On October 2, 2024, the U.S. Environmental Protection Agency (EPA), U.S. Food and Drug Administration (FDA), and U.S. Department of Agriculture (USDA) announced the release of a new web-based tool on the Unified Website for Biotechnology Regulation for companies that develop microbial biotechnology products. EPA notes that biotechnology products include plants, animals, and microorganisms developed through genetic engineering or the targeted manipulation of genetic information. According to EPA, the new tool provides a starting point for researchers and developers, especially those new to biotechnology product development, to navigate the regulatory requirements for genetically modified microorganisms. EPA states that the tool provides users, through a series of prompts, with information on regulatory requirements for biotechnology products developed using genetically modified microorganisms and the approval process across agencies. As part of the agencies’ commitment to continuous improvement, they will continue to expand the tool’s utility, scope, and user base. The tool includes a feedback function to allow stakeholders to submit feedback directly to the agencies.

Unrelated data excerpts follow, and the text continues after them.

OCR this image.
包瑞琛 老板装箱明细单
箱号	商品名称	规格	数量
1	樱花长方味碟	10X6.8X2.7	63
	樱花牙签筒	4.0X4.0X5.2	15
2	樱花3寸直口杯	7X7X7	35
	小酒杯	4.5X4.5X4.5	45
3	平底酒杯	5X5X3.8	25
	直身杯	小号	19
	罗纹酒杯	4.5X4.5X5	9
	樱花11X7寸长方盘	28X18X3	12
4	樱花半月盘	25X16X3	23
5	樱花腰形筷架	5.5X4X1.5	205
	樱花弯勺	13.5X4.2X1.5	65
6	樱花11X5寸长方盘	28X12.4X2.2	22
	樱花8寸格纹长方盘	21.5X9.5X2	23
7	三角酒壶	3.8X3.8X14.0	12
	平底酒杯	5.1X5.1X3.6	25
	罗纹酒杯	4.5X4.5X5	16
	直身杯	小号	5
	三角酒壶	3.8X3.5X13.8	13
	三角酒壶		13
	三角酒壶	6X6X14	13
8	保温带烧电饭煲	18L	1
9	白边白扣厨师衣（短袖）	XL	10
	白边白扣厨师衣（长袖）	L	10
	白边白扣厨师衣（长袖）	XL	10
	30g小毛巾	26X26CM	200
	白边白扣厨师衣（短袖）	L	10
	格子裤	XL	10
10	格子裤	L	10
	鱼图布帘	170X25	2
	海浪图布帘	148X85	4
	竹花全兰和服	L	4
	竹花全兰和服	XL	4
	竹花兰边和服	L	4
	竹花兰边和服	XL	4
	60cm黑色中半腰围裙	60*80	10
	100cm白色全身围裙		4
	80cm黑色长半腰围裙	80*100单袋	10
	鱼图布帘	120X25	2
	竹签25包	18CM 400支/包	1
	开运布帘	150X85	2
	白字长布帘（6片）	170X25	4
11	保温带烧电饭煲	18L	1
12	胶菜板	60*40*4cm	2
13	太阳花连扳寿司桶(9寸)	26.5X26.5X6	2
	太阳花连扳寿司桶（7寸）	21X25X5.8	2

As reported in our November 14, 2023, blog item, through a December 2022 request for information (RFI), stakeholders identified regulatory ambiguities, gaps, and inefficiencies within the Coordinated Framework for the Regulation of Biotechnology. Commenters requested greater coordination among the three agencies and more assistance with the regulatory process for biotechnology products. According to EPA, the new tool was created in response to this feedback and is part of a broader EPA, FDA, and USDA plan to modernize the Coordinated Framework.
EPA states that the three agencies are also undertaking other work to address the goals and directives in Executive Order (EO) 14081, “Advancing Biotechnology and Biomanufacturing Innovation for a Sustainable, Safe, and Secure American Bioeconomy.” This includes aligning USDA and EPA data requirements to improve data transferability and reduce duplicative review of biotechnology products. Additionally, USDA recently issued an RFI to explore less burdensome pathways to commercializing genetically modified microbes.